Ever protective of her client’s sensitivity, Carol says that, at the time, had he known he was creating the Jazz Fest poster, Bill probably would not have completed the task. “He didn’t know how to take criticism then. It would have devastated him if they had directly asked him for changes, because he would have thought it meant they didn’t like the painting,” Carol laboriously explains. So Bill worked on the original art, which is on a 4-by-8 sheet of recycled door skin, making improvements to the theme based on what he thought were Carol’s suggestions. “She got me on that one, but look how cool it came out,” he says, with his typical modest pride.
Although he says he was fortunate enough to attend a Catholic school in Chicago that allowed a daily art period, Bill really has had no art instruction. “We worked with coloring books and crayons,” he recalls. “I used to trace the pictures and color them and turn them in as my own. I think the sisters knew they weren’t mine, though.”
Although he can now afford new materials, Bill continues to paint with leftover house paints and wood stains onto found objects. “It’s the hippie thing,” he says. Sheets from a New Orleans hotel, table leaves, countless doors, boards, and even furniture from his house have all become Bill’s canvases. When his brother Bobby impulsively cut the top off his car to make a convertible, Bill painted on the cast-off top. “I got two paintings out of that one,” he says, noting that he painted on both sides of the former top.
Bill will tell you he doesn’t understand art, but he knows what he likes. As his early success began to build and the floodgates of his creativity burst open, he frequently borrowed the art encyclopedias from Ponchatoula’s public library and studied the works (“I really just looked at the pictures”) of other artists. Armed with that exposure and appreciation of some of the true masters, he has created a series of 12 Sweet Olive studies in his own interpretations of selected masters from Van Gogh to Matisse to Picasso. This series will be auctioned off soon to benefit the rebuilding of hurricane-damaged Xavier University in New Orleans.

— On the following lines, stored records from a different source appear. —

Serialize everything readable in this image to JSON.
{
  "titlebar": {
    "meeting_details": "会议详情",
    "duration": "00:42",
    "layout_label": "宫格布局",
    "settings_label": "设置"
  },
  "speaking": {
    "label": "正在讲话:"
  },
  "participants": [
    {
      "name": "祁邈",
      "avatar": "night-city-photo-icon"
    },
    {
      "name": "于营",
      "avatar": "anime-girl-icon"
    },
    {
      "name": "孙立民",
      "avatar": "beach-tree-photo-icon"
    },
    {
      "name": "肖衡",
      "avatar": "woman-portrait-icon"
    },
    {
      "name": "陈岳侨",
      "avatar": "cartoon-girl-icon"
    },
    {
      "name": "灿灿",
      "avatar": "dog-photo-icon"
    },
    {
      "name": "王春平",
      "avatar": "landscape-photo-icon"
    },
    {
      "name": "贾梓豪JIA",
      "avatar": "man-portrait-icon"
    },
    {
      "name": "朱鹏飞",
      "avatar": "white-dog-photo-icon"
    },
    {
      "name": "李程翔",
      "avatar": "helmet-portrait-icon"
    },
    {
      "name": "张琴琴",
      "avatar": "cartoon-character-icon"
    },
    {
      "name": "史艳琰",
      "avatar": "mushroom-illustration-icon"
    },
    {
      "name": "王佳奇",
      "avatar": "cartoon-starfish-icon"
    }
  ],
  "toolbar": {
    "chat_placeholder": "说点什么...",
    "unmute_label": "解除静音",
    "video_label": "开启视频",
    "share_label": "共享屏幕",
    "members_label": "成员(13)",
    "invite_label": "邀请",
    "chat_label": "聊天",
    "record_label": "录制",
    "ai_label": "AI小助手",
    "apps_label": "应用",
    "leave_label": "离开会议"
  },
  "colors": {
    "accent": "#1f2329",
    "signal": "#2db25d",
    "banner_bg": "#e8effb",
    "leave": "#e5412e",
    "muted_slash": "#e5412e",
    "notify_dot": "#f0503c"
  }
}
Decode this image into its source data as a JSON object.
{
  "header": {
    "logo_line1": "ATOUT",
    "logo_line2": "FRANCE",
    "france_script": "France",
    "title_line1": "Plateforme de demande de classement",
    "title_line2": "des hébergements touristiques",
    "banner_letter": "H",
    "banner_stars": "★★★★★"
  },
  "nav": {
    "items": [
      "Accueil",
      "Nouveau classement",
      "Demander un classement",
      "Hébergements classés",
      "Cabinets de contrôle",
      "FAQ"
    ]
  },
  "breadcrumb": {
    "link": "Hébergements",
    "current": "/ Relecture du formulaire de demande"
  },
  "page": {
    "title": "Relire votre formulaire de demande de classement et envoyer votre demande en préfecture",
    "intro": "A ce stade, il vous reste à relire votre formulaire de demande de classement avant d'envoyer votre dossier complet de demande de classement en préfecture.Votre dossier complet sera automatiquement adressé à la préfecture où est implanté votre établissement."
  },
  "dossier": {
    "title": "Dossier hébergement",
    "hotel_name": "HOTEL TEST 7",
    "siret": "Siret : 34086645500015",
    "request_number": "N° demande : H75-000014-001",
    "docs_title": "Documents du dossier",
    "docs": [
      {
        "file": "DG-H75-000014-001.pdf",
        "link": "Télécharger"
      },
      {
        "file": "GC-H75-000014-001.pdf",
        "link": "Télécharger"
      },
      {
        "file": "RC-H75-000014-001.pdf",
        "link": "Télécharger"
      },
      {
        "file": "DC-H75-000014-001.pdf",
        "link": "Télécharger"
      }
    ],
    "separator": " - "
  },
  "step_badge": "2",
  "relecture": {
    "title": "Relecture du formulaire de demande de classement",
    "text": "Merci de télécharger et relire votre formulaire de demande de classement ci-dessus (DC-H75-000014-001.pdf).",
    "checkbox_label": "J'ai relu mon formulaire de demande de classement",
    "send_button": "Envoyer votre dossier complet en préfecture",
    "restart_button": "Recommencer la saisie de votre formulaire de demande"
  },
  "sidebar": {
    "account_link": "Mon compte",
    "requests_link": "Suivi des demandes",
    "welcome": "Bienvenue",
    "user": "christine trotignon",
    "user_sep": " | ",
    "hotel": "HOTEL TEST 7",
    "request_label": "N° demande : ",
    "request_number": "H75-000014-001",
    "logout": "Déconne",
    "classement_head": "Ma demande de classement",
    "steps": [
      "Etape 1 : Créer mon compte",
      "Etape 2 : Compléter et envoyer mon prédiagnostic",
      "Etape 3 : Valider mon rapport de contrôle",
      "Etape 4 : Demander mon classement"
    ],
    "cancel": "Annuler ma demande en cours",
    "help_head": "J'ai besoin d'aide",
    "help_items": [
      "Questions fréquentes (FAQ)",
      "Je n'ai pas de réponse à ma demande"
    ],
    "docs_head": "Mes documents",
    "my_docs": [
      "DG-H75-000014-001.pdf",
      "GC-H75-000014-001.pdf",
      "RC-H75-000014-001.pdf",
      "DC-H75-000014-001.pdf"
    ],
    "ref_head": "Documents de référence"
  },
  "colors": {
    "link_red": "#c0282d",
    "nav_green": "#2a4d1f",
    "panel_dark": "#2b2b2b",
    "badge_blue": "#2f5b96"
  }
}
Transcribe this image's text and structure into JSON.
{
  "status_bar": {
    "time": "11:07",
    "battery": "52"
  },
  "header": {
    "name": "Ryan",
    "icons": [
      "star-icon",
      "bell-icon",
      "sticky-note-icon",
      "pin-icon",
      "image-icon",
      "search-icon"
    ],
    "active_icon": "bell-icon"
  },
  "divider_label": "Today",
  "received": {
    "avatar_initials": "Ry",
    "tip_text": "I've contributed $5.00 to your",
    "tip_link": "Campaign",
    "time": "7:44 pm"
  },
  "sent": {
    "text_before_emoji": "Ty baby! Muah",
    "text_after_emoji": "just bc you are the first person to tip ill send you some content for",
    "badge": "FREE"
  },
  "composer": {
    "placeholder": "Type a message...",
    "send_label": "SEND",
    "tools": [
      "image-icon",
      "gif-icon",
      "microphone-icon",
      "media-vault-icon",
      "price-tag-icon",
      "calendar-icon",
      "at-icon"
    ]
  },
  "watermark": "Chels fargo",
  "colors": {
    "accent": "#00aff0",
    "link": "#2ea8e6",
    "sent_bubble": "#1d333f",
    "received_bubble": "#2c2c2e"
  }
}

To meet Bill is to instantly understand his work. Always dressed in clothes borrowed or second hand, he is comfortable enough with himself to be genuinely more concerned with the comfort of others. His brother Bobby, who was also a self-professed hippie, lived with him after his retirement from retail and shared in the joy of Bill’s newfound success. Sadly, Bobby recently passed away from brain cancer. It is evident that Bill is happy that he could ease his brother’s suffering. “Before I had all this money, I couldn’t have afforded to take care of my brother. But from people buying my paintings, I was able to buy him a hot tub and pay for his care, and I was glad to do it. Our sister lived in Arizona and she died, too. There was nothing I could do about that then, but I was able to help Bobby, and I’m glad.”